Psychometric Analysis of MRBench V2

Paper

Educational AI benchmarks are increasingly used to evaluate LLM tutors, but their psychometric properties rarely get examined. That matters because benchmarks are measurement instruments—and without validation, we don’t know if they measure what they claim, whether scores are reliable, or if cross-model comparisons are even meaningful. We applied a comprehensive psychometric pipeline to MRBench V2.

What we did

Full psychometric validation of MRBench V2 (200 tutoring dialogues, 8 pedagogical dimensions, 7 LLMs + 2 human tutors) using six methods:

Exploratory Factor Analysis — uncover latent structure
Confirmatory Factor Analysis — test structural fit
Graded Response Modelling (IRT) — item-level diagnostics
Measurement invariance testing — cross-group comparability
Generalizability theory — reliability decomposition
Validity diagnostics — construct and predictive validity gaps

Approach

EFA reveals structure → CFA confirms fit → IRT evaluates items → invariance checks cross-group equivalence → G-theory decomposes reliability → validity diagnostics identify gaps.
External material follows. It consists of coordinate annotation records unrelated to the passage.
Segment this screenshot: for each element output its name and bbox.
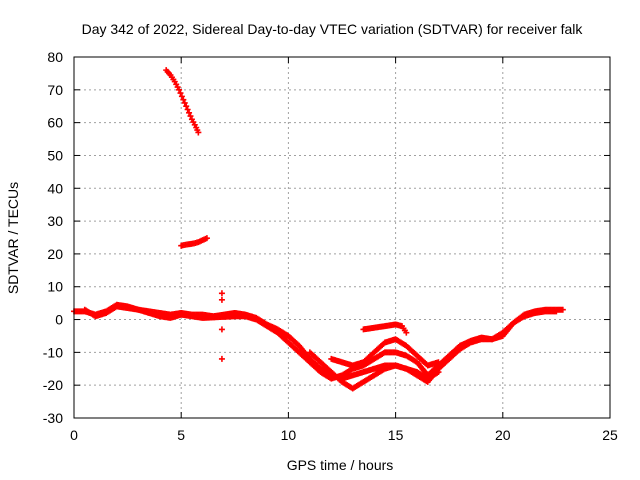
data-point — [184, 106, 191, 113]
y-tick-label: -20 — [43, 377, 63, 393]
plot-frame — [73, 56, 611, 419]
y-axis-label: SDTVAR / TECUs — [5, 182, 21, 294]
y-tick-label: 0 — [55, 312, 63, 328]
series-isolated-points — [218, 290, 225, 362]
x-tick-label: 20 — [495, 427, 511, 443]
data-point — [559, 306, 566, 313]
data-point — [218, 326, 225, 333]
x-tick-label: 0 — [70, 427, 78, 443]
data-point — [195, 129, 202, 136]
data-point — [183, 103, 190, 110]
y-tick-label: 40 — [47, 180, 63, 196]
y-tick-label: 50 — [47, 147, 63, 163]
data-point — [203, 235, 210, 242]
series-track-d — [328, 336, 442, 369]
x-tick-label: 10 — [281, 427, 297, 443]
x-tick-label: 5 — [177, 427, 185, 443]
data-point — [553, 308, 560, 315]
x-axis-label: GPS time / hours — [287, 457, 394, 473]
y-tick-label: 30 — [47, 213, 63, 229]
data-point — [180, 96, 187, 103]
y-tick-label: 10 — [47, 279, 63, 295]
x-tick-label: 25 — [602, 427, 618, 443]
data-series — [71, 67, 566, 392]
data-point — [187, 113, 194, 120]
axis-ticks: 0 5 10 15 20 25 -30 -20 -10 0 10 20 30 40 50 60 70 80 — [43, 49, 618, 443]
x-tick-label: 15 — [388, 427, 404, 443]
series-track-e — [360, 321, 410, 336]
series-mid-arc-satellite — [178, 235, 210, 249]
data-point — [176, 86, 183, 93]
series-track-b — [81, 303, 560, 382]
y-tick-label: 70 — [47, 82, 63, 98]
y-tick-label: 80 — [47, 49, 63, 65]
y-tick-label: 60 — [47, 115, 63, 131]
y-tick-label: 20 — [47, 246, 63, 262]
data-point — [218, 290, 225, 297]
data-point — [435, 359, 442, 366]
data-point — [218, 296, 225, 303]
y-tick-label: -10 — [43, 344, 63, 360]
data-point — [435, 369, 442, 376]
data-point — [186, 109, 193, 116]
data-point — [177, 90, 184, 97]
data-point — [218, 355, 225, 362]
series-high-arc-satellite — [163, 67, 202, 136]
data-point — [181, 99, 188, 106]
data-point — [178, 93, 185, 100]
series-track-c — [306, 349, 442, 392]
data-point — [403, 329, 410, 336]
y-tick-label: -30 — [43, 410, 63, 426]
chart-title: Day 342 of 2022, Sidereal Day-to-day VTE… — [82, 21, 584, 37]
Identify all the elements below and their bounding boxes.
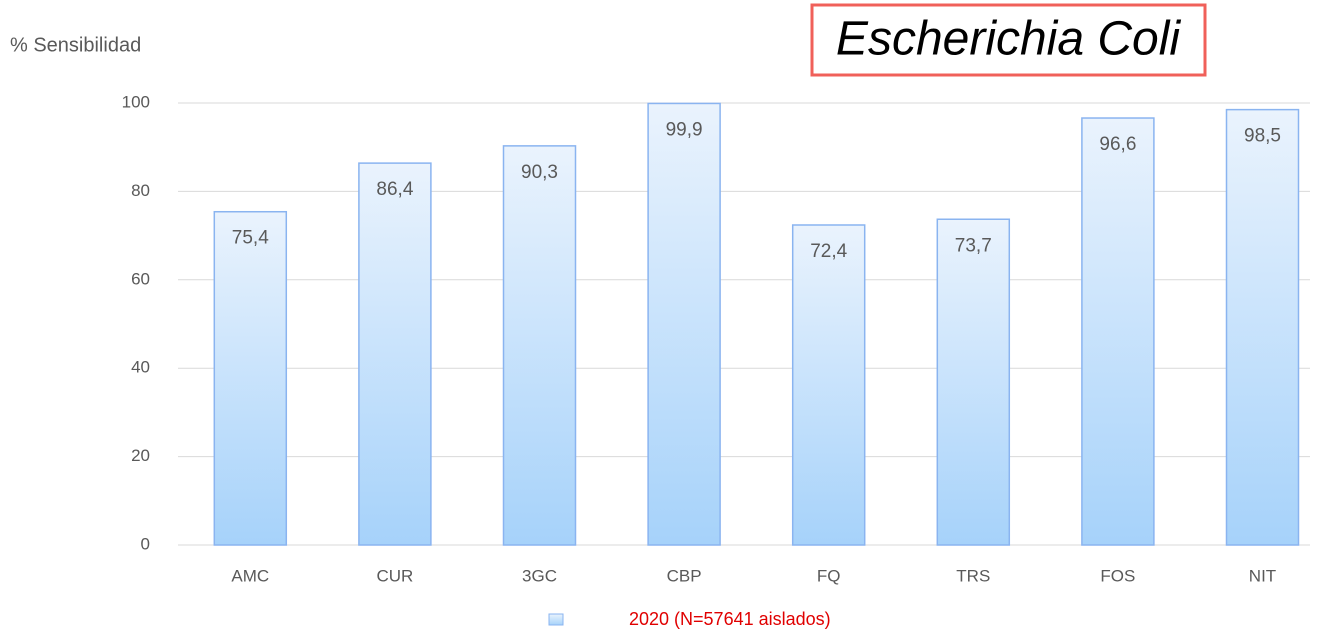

Started by uncovering latent structure, then tested whether the claimed eight-dimension taxonomy holds. IRT evaluated whether individual dimensions function as intended. Invariance testing checked if small vs. large models are measured on the same scale. G-theory decomposed reliability sources. Validity diagnostics probed construct alignment and outcome prediction.

Results

Six of eight dimensions form a coherent unidimensional scale with excellent fit (CFI = 0.998, RMSEA = 0.058) and strong reliability (Grel = 0.974). Two dimensions show properties inconsistent with their intended role. We detected measurement non-equivalence across model sizes—small vs. large models may not be on the same scale, so cross-tier comparisons need caution. Open questions remain about what the construct actually measures and whether it predicts learning outcomes.

Why it matters

Psychometric validation should be standard practice in educational AI benchmarking. Without it, we risk using benchmarks that don’t measure what they claim, making invalid cross-model comparisons, or optimizing for metrics that lack construct validity. These methods—CFA, IRT, invariance testing, G-theory—come from educational testing’s century-long tradition. As LLM tutors scale into classrooms, knowing our evaluation instruments are psychometrically sound becomes essential.